PASK: Toward Intent-Aware Proactive Agents with Long-Term Memory
Abstract Overview
This paper proposes DD-MM-PAS (Demand Detection, Memory Modeling, Proactive Agent System), a paradigm for streaming proactive AI agents that infer latent user needs from ongoing context rather than waiting for explicit prompts. The authors instantiate this paradigm in Pask, which combines the IntentFlow streaming model for demand detection (built on Qwen3-30B-A3B with SFT and RL training), a hierarchical long-term memory system spanning workspace, user, and global levels, and a full system infrastructure supporting always-on deployment. They also introduce LatentNeeds-Bench, a benchmark of 100 real-world sessions (3,936 turns) across work, learning, and daily-life domains, constructed from user-consented data and refined through thousands of rounds of human editing. Experiments compare IntentFlow against nine baseline LLMs on turn-level proactive demand detection.
Novelty
The paper's main novelty is framing proactive assistance as a full-stack problem that jointly addresses streaming demand detection (with three decision modes: silent, fast intervention, full assistance), self-evolving hierarchical long-term memory, and system-level deployment in a single unified paradigm. It also contributes LatentNeeds-Bench, a dedicated benchmark for latent-need detection built from real-world multi-turn sessions with human refinement, and a two-stage training recipe combining SFT on 100k synthetic samples with RL on 2k real-world sessions for intent alignment.
Results
On LatentNeeds-Bench, IntentFlow achieves the highest overall balanced accuracy (84.2), with 83.1 on demand turns and 85.2 on non-demand turns, outperforming Gemini-3-Flash (80.8 overall) while remaining slightly behind it on demand-turn accuracy alone (83.1 vs. 83.3). In 60-turn multi-round evaluation, IntentFlow's balanced accuracy declines only 5.0% (86.1 to 81.8), compared to 19.0% for GPT-5-Mini and 17.3% for Gemini-3-Flash. IntentFlow also exhibits the lowest per-turn latency among models generating responses (approximately 1.3–1.5 seconds), and a user study suggests stronger usefulness in learning scenarios than in daily-life settings.
Key Points
- Pask instantiates the DD-MM-PAS paradigm by linking IntentFlow (a streaming demand detector with three action modes: silent, fast intervention, and memory-grounded full assistance), a hierarchical memory system (user, workspace, global), and an always-on proactive agent system.
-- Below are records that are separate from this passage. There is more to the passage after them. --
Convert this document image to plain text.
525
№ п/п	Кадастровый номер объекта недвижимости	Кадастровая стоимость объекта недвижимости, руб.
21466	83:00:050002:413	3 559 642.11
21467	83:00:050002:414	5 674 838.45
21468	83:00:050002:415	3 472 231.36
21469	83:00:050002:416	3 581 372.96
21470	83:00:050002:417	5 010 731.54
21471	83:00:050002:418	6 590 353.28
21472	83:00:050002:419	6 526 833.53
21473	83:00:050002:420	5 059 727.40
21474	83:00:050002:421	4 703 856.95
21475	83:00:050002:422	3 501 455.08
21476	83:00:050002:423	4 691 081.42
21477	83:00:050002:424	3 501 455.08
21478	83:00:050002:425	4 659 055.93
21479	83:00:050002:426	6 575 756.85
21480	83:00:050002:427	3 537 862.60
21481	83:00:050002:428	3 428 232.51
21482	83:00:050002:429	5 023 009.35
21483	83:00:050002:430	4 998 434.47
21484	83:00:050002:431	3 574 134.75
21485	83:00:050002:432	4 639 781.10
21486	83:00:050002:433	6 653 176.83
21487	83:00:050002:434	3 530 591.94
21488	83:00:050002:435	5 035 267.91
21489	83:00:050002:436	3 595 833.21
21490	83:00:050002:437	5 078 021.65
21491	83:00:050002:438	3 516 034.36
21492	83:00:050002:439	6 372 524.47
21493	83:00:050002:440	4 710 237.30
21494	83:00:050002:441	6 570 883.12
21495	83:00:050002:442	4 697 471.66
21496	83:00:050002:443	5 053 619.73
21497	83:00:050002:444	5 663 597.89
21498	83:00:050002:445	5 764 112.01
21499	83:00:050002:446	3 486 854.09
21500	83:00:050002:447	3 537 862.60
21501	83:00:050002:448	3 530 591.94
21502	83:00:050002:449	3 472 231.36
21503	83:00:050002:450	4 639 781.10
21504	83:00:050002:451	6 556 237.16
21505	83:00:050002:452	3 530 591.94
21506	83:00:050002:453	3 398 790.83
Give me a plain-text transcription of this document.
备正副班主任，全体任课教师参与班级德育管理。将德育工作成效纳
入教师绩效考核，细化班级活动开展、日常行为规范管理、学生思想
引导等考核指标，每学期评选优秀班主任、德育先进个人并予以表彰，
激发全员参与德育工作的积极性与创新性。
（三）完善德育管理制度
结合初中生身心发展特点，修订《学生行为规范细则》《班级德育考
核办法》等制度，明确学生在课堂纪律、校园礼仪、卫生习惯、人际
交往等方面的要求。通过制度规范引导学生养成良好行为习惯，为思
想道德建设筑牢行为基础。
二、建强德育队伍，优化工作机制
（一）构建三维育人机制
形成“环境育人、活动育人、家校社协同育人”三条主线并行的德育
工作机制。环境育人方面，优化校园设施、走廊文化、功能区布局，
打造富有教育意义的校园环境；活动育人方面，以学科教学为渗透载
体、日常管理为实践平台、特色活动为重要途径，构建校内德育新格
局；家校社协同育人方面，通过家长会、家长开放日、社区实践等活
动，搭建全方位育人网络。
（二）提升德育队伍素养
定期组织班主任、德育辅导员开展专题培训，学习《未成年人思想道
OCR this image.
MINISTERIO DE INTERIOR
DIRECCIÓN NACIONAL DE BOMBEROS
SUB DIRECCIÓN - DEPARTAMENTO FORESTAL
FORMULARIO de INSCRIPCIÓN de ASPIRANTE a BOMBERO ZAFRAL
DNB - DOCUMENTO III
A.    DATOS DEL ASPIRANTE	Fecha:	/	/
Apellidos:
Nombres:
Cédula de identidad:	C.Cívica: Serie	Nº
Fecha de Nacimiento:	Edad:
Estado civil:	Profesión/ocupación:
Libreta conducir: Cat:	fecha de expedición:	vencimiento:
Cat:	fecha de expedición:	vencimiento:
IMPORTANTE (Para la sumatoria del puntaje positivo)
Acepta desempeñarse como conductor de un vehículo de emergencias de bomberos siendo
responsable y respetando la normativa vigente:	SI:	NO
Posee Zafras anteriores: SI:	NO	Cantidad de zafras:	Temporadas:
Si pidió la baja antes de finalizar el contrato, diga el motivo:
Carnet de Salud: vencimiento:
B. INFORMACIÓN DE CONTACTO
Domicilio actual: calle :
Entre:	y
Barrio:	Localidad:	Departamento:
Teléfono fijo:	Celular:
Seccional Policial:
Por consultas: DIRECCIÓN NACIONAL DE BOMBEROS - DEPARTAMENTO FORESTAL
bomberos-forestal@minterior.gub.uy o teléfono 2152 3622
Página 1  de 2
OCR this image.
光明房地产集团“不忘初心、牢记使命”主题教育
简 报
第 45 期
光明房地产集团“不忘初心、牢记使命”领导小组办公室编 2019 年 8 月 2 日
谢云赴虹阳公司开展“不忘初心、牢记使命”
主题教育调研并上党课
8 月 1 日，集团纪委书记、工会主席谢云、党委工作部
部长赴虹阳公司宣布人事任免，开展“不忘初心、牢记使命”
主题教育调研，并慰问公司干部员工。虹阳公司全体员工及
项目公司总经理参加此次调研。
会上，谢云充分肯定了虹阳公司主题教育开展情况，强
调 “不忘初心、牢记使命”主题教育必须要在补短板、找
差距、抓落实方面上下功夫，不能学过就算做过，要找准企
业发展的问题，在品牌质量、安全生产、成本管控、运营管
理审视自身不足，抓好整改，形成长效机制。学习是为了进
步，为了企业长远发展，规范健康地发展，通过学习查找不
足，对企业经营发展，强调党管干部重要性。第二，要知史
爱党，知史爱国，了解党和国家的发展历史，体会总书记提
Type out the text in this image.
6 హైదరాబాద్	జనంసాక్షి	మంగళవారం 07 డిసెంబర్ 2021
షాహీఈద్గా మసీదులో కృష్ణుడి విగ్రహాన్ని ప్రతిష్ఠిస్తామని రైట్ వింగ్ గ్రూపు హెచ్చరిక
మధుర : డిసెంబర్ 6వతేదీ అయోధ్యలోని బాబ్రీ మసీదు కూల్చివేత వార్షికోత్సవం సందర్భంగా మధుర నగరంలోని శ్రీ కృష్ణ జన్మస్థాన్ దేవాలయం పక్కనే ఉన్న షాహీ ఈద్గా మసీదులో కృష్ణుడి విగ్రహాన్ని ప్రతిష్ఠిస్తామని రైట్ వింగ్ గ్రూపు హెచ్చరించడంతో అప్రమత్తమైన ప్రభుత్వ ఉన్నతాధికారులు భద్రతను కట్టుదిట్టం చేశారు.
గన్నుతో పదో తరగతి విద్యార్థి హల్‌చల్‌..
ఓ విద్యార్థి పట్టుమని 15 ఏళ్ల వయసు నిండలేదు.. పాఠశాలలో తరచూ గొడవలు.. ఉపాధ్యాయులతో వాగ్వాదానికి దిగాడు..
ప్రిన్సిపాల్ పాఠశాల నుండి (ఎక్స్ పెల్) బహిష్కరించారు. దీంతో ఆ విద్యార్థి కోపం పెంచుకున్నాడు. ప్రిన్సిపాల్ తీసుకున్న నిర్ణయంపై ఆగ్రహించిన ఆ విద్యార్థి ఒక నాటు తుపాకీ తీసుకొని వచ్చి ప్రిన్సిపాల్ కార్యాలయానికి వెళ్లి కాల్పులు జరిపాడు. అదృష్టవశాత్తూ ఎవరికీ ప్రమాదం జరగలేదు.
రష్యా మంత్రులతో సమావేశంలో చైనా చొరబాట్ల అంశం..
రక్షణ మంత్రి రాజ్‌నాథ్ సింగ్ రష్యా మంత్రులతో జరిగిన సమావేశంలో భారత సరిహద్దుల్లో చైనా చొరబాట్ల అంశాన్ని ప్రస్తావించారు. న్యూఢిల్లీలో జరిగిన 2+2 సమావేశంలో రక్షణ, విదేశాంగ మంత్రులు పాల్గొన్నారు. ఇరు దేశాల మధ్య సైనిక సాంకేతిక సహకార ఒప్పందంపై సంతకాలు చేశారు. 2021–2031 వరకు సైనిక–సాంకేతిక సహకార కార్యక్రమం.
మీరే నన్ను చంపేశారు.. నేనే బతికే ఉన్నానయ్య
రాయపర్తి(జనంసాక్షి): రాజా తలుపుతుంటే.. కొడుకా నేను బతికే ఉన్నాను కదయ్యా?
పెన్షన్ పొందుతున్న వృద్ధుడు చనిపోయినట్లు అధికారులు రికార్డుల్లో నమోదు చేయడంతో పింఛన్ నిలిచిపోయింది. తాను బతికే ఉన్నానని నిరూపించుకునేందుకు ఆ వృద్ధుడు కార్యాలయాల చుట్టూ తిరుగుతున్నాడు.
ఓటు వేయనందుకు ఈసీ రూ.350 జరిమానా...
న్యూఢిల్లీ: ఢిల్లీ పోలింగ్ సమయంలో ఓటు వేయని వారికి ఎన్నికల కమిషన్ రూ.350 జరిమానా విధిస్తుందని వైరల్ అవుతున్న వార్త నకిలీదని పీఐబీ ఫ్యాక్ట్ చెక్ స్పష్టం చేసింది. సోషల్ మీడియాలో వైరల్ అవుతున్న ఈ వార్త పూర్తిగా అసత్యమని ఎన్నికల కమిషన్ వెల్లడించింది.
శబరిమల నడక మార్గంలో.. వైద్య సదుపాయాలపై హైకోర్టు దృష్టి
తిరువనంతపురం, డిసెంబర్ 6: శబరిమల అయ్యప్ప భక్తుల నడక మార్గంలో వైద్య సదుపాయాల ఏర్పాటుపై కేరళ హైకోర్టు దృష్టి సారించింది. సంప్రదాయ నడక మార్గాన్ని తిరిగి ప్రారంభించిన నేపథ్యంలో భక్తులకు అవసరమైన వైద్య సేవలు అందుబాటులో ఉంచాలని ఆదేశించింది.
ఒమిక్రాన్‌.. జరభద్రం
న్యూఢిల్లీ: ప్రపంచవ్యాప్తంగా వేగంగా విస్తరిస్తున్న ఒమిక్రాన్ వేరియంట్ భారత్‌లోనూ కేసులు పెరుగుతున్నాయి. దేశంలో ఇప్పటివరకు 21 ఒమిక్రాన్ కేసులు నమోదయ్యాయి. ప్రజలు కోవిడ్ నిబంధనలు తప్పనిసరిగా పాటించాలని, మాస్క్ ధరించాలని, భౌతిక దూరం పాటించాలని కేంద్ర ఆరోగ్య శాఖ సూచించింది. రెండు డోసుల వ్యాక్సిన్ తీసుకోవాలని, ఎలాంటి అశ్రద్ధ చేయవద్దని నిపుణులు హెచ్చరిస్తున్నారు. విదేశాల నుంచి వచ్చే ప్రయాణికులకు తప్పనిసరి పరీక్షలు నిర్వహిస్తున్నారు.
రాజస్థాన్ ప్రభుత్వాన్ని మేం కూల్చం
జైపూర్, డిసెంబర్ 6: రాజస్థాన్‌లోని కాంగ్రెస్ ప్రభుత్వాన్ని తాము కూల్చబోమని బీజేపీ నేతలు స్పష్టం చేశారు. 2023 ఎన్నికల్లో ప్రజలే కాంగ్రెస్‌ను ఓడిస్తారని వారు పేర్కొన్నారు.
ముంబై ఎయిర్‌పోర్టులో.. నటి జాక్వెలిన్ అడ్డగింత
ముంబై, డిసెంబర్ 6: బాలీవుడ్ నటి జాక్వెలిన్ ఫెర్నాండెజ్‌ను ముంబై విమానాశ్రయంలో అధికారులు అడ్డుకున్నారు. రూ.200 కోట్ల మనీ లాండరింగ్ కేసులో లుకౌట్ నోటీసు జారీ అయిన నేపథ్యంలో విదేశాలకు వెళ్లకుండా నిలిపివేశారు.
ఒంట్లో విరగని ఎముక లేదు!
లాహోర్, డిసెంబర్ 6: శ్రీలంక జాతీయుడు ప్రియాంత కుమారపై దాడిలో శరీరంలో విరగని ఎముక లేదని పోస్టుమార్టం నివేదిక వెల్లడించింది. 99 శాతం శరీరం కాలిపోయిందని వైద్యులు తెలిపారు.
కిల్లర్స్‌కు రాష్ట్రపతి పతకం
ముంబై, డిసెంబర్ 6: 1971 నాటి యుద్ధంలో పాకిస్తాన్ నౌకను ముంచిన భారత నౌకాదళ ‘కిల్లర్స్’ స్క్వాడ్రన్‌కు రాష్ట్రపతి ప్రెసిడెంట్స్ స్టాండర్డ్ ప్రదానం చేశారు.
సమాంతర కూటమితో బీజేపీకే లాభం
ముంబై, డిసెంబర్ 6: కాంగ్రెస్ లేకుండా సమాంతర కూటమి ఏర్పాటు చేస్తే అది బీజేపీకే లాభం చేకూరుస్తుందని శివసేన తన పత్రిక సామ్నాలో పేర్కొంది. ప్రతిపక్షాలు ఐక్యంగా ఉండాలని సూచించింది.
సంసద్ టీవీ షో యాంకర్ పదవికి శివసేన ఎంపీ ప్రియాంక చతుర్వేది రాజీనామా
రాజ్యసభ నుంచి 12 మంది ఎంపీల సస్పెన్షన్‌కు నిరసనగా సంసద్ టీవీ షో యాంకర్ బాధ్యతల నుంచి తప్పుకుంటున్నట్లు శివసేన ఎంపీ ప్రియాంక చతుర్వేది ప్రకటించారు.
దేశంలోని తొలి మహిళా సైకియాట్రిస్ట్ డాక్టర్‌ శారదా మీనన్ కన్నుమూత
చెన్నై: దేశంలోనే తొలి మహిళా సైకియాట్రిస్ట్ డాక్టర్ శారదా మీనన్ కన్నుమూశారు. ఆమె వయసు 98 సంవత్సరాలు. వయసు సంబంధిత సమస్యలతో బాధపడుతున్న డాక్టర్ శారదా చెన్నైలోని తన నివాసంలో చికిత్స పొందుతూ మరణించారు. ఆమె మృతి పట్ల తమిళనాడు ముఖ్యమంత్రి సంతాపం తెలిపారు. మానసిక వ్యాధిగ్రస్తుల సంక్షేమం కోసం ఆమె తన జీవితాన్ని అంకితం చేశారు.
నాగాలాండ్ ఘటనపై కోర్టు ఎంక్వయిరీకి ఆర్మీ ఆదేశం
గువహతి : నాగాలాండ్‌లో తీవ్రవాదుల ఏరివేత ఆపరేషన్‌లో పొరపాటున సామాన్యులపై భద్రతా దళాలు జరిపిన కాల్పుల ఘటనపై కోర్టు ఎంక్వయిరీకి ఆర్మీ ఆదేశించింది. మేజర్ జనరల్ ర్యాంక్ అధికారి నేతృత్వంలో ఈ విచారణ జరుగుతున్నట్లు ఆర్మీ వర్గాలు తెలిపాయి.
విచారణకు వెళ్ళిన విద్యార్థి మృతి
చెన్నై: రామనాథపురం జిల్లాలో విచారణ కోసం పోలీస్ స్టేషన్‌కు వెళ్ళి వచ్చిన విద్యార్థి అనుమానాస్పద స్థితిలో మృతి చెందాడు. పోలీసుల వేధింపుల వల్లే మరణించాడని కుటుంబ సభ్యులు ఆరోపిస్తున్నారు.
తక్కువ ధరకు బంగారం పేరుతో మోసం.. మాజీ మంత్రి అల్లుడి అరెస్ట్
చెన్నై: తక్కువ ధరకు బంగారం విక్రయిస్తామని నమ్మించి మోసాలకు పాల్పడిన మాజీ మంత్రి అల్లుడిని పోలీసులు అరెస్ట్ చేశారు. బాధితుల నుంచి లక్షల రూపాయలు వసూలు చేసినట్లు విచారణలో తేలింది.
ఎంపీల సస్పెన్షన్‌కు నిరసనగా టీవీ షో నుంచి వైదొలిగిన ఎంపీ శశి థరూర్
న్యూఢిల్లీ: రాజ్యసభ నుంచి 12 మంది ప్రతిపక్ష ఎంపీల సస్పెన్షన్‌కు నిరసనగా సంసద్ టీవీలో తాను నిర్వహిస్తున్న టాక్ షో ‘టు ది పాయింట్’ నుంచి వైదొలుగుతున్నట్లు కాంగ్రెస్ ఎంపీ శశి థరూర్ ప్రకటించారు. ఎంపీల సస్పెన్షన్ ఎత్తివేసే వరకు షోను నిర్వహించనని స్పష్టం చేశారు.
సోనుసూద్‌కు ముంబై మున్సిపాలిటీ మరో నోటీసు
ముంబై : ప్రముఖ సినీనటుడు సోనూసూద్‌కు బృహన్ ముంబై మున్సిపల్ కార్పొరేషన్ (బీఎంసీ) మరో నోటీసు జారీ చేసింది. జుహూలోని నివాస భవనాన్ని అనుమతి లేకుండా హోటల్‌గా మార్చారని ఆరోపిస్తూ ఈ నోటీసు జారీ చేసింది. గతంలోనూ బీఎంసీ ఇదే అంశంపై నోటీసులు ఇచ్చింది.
- IntentFlow achieves the best balanced accuracy (84.2) on LatentNeeds-Bench across ten baseline LLMs, and maintains relatively stable performance over 60-turn conversations (only 5.0% decline), while operating at low latency (~1.3–1.5s per turn).
- The benchmark reveals that proactive intent detection remains challenging for many existing LLMs—several strong models score below 40 on demand-turn accuracy—highlighting a gap between general language capability and the ability to reliably identify unstated user needs.